Companies investing billions into building data centers will need to “prove that they have got a sustainable business model to recoup that money,” Clegg said.

Clegg added that “certain limits to that probabilistic AI technology” could make it difficult for AI to truly “deliver the holy grail of super intelligence.”

“It doesn’t mean that the technology itself is not going to persist, and is not going to flourish, and is not going to have a huge effect,” Clegg continued, adding that the infrastructure being built for AI could be repurposed for other uses.

Companies looking to gain a foothold in AI have been rushing to secure investments. ChatGPT maker OpenAI has inked $1 trillion worth of computing deals this year, announcing deals with AMD, Nvidia, Oracle, and CoreWeave to power its AI infrastructure.

Business leaders have different views on whether there is an AI bubble.

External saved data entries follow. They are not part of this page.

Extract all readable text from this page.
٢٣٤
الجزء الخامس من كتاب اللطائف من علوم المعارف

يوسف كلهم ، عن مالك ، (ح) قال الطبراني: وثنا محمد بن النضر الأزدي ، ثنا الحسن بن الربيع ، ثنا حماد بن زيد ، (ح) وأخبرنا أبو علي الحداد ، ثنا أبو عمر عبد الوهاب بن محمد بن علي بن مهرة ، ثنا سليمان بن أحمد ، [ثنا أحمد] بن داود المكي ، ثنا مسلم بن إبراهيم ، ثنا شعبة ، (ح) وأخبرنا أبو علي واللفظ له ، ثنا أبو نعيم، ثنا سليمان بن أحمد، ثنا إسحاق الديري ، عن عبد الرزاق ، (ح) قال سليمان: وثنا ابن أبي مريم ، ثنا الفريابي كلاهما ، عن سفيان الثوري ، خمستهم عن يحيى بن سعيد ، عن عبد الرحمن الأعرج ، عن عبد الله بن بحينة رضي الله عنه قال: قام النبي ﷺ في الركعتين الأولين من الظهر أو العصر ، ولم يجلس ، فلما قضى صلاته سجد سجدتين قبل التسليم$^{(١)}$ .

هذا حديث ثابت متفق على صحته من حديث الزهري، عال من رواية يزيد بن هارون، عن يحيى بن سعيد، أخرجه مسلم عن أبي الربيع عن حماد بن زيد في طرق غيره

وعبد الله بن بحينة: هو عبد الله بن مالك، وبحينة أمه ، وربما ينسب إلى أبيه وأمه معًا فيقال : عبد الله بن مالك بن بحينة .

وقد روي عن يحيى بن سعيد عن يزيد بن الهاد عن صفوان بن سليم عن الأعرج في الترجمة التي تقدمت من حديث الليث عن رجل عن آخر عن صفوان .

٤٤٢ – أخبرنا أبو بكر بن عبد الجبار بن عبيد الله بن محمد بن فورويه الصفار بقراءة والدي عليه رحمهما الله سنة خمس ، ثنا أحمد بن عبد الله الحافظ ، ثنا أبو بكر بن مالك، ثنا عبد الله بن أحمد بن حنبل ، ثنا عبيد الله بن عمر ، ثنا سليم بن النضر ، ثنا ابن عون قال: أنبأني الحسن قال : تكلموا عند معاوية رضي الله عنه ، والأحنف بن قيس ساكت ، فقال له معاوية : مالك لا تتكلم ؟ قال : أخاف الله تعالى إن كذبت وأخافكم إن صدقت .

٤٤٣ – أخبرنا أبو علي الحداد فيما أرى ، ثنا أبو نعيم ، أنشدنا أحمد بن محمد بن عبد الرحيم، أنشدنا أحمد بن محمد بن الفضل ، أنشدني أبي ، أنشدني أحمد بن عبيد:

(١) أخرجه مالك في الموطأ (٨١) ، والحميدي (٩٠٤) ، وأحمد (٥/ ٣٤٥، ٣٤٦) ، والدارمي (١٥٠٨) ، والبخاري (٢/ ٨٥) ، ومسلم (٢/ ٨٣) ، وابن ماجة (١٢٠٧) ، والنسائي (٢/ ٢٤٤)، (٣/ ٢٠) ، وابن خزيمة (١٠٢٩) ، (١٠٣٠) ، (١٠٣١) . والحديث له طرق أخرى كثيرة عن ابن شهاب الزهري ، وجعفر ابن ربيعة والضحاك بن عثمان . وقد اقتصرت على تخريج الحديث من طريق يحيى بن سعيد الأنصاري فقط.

Former Google CEO Eric Schmidt told attendees at the RAISE Summit in Paris in July that “it’s unlikely, based on my experience, that this is a bubble.”

“It’s much more likely that you’re seeing a whole new industrial structure,” he added.

JPMorgan CEO Jamie Dimon said at the Fortune Most Powerful Women Summit on Tuesday that he had a more nuanced view on the industry.

“You can’t look at AI as a bubble. Though some of these things may be in a bubble, in total, it’ll probably pay off,” Dimon said.

“You’ve got to go one by one to say, ‘Is it pushing a bubble, or is it real?’ Are they really going to develop stuff that will have productive capability that will pay off on the investment?” he added.